I think there is some confusion. The Berlin patient, the one who was transplanted with CCR5-negative donor stem cells, is still cured. Therefore, none of that explanation is needed.


thanks carbocation. Strangely enough, I remember you from the chembark days. You should check out what I'm doing (see profile).


Awesome; I see http://www.indysci.org/projectmarilyn/ from your profile. Looks like your fundraising starts tomorrow? I hope everything goes well. What you're embarking on has probably not been tried before and will be very interesting, so please keep us posted.


> "If you have an underlying neoplasm (tumor) like these patients had, then the risk outweighs the benefit," he said. "However, if you are doing well on ARVs and you merely want to get off antiretroviral therapy, then the risk seems greater than the benefit."

Is this a typo or am I misreading it?


It's a typo or a misstatement. He meant to say that if you have cancer and HIV, then the benefits of BMT outweigh the risks (purely due to cancer).

If you have just HIV, then the risks of BMT outweigh the benefits (because of high near-term mortality).


I think it's just a badly phrased sentence.

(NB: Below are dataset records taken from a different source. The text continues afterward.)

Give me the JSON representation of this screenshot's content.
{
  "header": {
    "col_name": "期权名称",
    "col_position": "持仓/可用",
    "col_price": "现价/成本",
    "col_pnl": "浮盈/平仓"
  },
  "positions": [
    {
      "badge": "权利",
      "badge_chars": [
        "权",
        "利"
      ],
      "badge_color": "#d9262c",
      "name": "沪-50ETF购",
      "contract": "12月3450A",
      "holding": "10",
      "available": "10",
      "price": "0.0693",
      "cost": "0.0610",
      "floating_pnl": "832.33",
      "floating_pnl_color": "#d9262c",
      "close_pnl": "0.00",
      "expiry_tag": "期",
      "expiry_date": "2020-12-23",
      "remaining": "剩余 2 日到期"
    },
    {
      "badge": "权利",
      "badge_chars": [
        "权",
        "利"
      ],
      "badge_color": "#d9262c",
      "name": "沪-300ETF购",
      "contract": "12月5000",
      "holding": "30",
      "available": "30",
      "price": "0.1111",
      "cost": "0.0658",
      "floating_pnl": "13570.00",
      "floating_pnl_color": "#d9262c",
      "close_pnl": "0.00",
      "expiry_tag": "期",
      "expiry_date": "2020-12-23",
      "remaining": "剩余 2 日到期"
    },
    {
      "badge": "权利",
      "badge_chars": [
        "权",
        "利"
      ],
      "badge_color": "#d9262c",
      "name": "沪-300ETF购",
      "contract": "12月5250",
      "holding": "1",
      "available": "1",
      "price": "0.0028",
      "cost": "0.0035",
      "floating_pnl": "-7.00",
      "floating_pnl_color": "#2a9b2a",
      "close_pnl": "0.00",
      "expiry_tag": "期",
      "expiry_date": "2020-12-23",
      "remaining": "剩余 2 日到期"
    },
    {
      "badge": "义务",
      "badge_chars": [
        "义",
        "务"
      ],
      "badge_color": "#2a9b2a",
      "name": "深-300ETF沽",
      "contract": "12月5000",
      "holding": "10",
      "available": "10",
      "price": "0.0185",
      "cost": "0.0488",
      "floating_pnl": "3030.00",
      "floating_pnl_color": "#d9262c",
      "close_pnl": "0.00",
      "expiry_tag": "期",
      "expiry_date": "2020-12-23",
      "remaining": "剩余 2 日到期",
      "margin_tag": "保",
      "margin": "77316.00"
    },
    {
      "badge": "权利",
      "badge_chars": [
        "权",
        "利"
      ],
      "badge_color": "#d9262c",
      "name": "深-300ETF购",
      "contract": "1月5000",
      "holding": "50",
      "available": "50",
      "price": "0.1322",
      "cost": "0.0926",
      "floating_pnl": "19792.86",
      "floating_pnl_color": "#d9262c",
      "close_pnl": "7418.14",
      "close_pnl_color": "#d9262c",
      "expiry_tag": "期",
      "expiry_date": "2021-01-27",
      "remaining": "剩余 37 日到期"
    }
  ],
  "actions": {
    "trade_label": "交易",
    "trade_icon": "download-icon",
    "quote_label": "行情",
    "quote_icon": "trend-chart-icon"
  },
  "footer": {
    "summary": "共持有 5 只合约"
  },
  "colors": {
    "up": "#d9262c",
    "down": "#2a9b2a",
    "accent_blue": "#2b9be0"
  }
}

I'm pretty sure it should read something like:

"If you have an underlying neoplasm (tumor) like these patients had, then the risk [of not treating the tumour] outweighs the benefit," he said. "However, if you are doing well on ARVs and you merely want to get off antiretroviral therapy, then the risk [of the transplant] seems greater than the benefit."


This is almost certainly either a typo, or the doctor misspoke. The quote should probably read:

> "If you have an underlying neoplasm (tumor) like these patients had, then the risk IS OUTWEIGHED BY the benefit..."


This article contains more information while (thankfully) being significantly shorter:

http://www.iasociety.org/Default.aspx?pageId=5&elementId=156...

It highlights what the difference between the treatment of the Berlin patient and the treatment of the two Boston patients was.


Maybe it isn't entirely a physical disease.


Every disease has a physical, etiological agent.